DSGVO Art. 6 lit. f bei client-only Konvertierung: was Designer wissen müssen
Wer eine vertrauliche Kundengrafik konvertiert, hat eine reale DSGVO-Frage am Hals. Bei Server-Upload greift Art. 6 Abs. 1 lit. b (Vertragsanbahnung) als Rechtsgrundlage für die kurzzeitige Server-Verarbeitung. Bei einer client-only Konvertierung wie epsjpg.de greift dagegen Art. 6 Abs. 1 lit. f (berechtigtes Interesse), und die DSGVO-Lage ist deutlich einfacher. Hier steht, warum das für Designer mit vertraulichen Logos und unveröffentlichten Kampagnen-Assets relevant ist.

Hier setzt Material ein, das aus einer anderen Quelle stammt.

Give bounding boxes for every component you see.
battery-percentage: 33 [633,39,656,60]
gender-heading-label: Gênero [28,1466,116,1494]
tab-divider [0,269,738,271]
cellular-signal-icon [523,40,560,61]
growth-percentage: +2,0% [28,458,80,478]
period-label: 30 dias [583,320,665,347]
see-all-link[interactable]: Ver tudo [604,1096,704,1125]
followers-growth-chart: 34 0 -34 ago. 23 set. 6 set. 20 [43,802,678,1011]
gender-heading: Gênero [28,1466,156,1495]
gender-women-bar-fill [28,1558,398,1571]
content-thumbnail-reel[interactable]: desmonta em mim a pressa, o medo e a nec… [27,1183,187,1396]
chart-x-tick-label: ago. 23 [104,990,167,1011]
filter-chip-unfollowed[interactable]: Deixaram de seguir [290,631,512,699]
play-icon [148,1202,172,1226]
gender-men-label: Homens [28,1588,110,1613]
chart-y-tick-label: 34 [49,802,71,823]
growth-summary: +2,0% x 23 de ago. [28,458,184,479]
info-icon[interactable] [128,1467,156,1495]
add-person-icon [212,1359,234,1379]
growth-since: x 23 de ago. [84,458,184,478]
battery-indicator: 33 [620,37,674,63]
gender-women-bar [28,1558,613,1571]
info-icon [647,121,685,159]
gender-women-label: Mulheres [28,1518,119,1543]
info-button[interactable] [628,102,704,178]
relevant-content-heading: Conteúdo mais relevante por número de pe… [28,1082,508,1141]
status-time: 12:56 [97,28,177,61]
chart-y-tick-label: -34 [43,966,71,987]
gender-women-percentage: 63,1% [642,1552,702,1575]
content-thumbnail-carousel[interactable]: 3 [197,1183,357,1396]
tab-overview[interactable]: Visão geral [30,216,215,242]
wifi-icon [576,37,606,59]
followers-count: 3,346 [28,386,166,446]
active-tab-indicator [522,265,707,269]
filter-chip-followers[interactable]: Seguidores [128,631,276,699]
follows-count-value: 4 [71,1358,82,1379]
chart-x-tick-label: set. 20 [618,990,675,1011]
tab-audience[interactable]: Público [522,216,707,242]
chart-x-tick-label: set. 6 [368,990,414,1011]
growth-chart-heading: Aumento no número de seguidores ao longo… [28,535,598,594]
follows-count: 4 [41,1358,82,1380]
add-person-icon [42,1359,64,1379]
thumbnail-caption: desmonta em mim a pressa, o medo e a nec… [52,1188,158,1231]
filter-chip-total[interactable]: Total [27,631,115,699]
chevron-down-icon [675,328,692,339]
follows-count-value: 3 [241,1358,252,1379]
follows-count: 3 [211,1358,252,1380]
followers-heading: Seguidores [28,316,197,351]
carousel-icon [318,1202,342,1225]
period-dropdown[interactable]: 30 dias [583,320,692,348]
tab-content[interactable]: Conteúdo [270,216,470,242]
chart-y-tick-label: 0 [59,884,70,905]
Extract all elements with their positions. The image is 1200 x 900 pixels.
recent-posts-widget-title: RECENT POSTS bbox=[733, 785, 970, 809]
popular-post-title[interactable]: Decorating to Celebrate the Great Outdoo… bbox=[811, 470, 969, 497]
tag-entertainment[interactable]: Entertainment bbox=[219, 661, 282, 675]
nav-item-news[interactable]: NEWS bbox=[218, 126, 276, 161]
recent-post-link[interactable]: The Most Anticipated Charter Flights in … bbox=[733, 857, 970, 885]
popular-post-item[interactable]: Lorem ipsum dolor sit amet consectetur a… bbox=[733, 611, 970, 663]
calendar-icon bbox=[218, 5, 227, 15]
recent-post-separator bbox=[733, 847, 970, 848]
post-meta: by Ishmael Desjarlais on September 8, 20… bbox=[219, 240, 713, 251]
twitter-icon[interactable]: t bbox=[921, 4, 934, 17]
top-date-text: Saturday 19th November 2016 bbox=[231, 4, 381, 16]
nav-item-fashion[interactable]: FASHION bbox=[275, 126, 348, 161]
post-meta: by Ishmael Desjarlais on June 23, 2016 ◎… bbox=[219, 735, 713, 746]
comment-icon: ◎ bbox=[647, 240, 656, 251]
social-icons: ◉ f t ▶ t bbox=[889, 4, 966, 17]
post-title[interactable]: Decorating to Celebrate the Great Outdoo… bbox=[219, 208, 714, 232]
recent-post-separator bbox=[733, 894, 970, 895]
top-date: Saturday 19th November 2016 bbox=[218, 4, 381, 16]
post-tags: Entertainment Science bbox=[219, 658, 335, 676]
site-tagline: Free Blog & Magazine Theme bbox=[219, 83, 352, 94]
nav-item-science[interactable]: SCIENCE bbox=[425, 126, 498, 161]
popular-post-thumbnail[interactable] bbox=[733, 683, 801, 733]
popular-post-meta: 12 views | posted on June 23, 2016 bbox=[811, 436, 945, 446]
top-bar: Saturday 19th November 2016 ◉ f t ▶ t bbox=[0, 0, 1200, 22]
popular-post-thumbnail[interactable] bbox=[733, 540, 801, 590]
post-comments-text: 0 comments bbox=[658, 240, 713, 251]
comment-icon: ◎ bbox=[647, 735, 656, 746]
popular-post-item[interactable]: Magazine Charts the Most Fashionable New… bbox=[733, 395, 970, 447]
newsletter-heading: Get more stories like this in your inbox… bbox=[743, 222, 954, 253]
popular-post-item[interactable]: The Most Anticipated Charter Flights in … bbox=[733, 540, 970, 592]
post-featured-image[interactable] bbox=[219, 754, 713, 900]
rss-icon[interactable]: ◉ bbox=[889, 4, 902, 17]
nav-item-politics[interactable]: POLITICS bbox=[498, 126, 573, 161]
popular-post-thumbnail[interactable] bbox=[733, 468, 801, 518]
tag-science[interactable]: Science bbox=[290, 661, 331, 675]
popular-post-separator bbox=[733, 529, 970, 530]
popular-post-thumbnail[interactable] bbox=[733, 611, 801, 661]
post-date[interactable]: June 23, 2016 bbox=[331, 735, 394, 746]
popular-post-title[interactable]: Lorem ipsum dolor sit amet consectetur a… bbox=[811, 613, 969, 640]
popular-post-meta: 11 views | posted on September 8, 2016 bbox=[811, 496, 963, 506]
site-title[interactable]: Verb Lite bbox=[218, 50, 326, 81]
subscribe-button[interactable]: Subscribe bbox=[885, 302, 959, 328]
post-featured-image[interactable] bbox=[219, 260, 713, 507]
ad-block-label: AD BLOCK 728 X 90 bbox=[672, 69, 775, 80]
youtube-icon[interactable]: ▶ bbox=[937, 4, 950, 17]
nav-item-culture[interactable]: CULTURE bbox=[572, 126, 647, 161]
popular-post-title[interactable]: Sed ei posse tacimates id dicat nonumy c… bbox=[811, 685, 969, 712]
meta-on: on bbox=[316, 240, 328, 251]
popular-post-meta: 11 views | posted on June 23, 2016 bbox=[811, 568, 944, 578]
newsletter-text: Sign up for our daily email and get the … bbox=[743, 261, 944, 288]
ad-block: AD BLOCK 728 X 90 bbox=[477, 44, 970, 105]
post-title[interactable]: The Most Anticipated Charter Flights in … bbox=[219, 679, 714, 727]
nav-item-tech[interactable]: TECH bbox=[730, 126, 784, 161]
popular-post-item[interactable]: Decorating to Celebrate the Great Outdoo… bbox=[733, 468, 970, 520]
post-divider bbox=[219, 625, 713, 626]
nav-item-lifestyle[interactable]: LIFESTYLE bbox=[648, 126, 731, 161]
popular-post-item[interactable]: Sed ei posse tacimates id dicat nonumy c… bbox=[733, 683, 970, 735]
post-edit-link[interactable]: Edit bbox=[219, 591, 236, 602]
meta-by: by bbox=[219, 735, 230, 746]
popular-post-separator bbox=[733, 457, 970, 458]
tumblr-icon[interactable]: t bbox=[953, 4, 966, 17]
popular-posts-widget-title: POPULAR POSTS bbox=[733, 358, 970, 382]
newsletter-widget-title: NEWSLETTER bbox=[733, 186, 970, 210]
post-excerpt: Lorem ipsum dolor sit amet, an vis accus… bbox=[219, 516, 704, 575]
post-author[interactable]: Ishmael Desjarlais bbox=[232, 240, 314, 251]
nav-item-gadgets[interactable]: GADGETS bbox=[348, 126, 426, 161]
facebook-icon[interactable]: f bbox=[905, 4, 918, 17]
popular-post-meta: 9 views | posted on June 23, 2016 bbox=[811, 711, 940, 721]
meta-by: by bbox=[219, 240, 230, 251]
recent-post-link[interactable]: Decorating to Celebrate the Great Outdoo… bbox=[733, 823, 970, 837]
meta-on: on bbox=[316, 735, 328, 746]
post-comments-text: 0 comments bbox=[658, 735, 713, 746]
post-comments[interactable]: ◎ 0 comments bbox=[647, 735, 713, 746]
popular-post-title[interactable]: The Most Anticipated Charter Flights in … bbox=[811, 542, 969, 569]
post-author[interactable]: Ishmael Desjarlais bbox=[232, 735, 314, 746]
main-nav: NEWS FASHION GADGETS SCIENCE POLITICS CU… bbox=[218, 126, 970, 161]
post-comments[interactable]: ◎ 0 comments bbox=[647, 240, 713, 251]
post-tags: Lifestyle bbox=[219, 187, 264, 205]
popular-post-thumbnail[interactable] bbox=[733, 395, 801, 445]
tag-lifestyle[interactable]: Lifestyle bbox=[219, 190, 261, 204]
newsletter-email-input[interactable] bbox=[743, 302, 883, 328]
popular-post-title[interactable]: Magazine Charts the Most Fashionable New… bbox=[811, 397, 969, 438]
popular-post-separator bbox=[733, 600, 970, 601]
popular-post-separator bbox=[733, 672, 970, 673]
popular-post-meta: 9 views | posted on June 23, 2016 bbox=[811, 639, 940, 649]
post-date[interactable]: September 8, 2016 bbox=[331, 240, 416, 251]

Geschäftsführer · UrhG & DSGVO Art. 6 lit. f
Veröffentlicht am 10.06.2026 · Zuletzt geprüft am 10.06.2026
Die zwei Verarbeitungs-Modelle
Wer eine EPS-Datei in ein JPG konvertieren will, hat die Wahl zwischen zwei technisch verschiedenen Modellen, die rechtlich sehr unterschiedlich aussehen:
Modell A, Server-Upload. Die EPS-Datei wird per HTTP-POST an einen Server geschickt. Dort läuft ein Konvertierungs-Programm (typisch Ghostscript), das die Datei in JPG umwandelt. Der Server gibt einen Download-Link zurück. Beispiele: CloudConvert, Convertio, die Schwester-Site eps-jpg-converter.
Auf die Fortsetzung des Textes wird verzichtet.